I’m glad I came to (mostly) see her, especially over the last several years, as she became more comfortable in her skin and thus, at times, more difficult. Because despite the fog that could hide her when she was being difficult, she was worth seeing. Worth looking for.
Worth the trouble sometimes involved in loving her.
Like I hope I am.
So what’s the point? And, my encouragement to you? Keep your focus on what’s important. Who people are is important; much of how they act, and a whole lot of what you have to do, really isn’t when measured against what truly is. Like, really seeing the people in your life, not just being busy around them, or with them, or doing for them.

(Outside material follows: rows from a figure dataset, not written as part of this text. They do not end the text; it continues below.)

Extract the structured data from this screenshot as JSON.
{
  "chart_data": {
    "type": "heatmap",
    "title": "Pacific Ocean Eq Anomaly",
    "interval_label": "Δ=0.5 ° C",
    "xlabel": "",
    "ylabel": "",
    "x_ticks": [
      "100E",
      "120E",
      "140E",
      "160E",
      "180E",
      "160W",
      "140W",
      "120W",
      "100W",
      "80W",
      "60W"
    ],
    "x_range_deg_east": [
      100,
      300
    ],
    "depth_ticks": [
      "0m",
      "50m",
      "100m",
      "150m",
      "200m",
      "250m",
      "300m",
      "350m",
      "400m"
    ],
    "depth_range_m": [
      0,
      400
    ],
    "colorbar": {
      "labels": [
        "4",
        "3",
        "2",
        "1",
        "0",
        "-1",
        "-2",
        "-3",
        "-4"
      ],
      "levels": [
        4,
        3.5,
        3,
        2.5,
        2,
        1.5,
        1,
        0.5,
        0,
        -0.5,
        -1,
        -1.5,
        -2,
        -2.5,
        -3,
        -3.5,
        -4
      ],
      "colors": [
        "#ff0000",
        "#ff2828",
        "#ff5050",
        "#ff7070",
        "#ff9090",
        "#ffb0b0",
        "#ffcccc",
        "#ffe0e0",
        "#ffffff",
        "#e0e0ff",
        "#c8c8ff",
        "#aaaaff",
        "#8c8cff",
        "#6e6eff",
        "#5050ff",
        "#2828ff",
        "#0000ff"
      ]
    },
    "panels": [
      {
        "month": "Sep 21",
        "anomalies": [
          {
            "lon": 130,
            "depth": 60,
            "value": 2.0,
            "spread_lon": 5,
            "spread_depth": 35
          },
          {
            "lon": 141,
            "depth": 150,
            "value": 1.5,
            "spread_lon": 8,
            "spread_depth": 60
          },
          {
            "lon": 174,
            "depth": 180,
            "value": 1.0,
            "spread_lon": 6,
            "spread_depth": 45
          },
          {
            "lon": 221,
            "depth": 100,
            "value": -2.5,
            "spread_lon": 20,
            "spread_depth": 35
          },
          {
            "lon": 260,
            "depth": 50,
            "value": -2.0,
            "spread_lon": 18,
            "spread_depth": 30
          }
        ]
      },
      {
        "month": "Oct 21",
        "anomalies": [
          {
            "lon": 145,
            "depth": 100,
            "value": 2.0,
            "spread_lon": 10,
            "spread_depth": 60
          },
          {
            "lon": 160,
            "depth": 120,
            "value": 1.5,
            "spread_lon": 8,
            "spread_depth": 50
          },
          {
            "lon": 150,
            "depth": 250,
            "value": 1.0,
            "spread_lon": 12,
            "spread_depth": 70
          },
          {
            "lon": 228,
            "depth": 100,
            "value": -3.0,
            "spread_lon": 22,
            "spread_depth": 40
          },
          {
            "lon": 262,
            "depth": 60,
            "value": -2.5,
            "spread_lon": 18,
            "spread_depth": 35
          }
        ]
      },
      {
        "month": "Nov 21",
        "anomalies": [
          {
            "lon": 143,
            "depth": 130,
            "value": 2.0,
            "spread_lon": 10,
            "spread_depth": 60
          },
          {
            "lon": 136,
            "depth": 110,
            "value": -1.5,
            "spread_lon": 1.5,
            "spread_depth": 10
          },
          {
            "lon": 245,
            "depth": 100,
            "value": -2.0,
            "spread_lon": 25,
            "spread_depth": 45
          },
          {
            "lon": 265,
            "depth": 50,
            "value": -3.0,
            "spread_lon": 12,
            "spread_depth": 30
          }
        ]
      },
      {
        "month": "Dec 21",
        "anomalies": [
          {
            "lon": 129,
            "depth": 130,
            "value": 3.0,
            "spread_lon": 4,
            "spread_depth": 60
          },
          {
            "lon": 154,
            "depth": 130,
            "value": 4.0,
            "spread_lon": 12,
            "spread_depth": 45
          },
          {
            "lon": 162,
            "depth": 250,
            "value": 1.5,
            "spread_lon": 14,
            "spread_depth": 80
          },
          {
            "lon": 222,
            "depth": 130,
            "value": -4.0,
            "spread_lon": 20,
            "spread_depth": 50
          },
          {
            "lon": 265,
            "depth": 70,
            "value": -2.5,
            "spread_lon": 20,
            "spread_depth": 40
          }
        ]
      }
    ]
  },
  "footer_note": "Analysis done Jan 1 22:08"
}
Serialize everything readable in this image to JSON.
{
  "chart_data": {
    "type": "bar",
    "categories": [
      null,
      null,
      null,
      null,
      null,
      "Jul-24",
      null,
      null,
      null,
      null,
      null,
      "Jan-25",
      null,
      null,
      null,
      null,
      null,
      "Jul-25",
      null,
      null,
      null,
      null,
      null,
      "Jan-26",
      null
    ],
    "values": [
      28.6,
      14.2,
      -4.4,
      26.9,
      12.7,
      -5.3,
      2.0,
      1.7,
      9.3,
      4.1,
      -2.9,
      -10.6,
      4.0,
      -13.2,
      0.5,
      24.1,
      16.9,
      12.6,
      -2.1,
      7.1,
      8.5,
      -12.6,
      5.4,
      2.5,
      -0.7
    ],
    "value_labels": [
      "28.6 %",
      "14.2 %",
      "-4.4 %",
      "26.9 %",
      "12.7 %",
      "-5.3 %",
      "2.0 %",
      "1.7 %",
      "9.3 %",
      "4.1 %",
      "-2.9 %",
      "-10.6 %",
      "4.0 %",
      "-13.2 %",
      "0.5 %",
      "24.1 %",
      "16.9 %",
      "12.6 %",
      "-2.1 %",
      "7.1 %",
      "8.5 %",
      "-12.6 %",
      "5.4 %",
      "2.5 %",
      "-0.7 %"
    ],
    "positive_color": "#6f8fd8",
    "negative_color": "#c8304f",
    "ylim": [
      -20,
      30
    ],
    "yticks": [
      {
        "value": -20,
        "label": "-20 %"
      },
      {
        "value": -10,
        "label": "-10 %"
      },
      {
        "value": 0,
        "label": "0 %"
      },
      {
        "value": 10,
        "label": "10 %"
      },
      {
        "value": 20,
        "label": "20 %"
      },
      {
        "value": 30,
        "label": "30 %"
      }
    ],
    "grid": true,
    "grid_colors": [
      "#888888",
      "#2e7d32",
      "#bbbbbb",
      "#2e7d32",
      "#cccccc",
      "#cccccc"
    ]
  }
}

I hope I remember this again. I hope I let it change me in profound, real ways.
Because you just never know.
Finally, I’ve included a second closing for your consideration: a note from my daughter to her grandmother, who masterfully summed up a complex and enigmatic human being with the following:
RIP Grandma. You will never be forgotten: your humor, sailor’s mouth, generosity, and loving heart. Your sad lack of ability to cook, but unworldly ability to bring humor and love… even into your last days… even if you didn’t know it. Haha! Say hey to the gang up there; I’ll even let you take Knight (a horse she loved who also died suddenly last year) for a spin around the pearly gates. We love you; I love you. You will be missed, Dragon Lady (a title mom inherited from her mother and grandmother before her, and wore with pride and humor).
Love ya, mom. I’ll miss you for sure.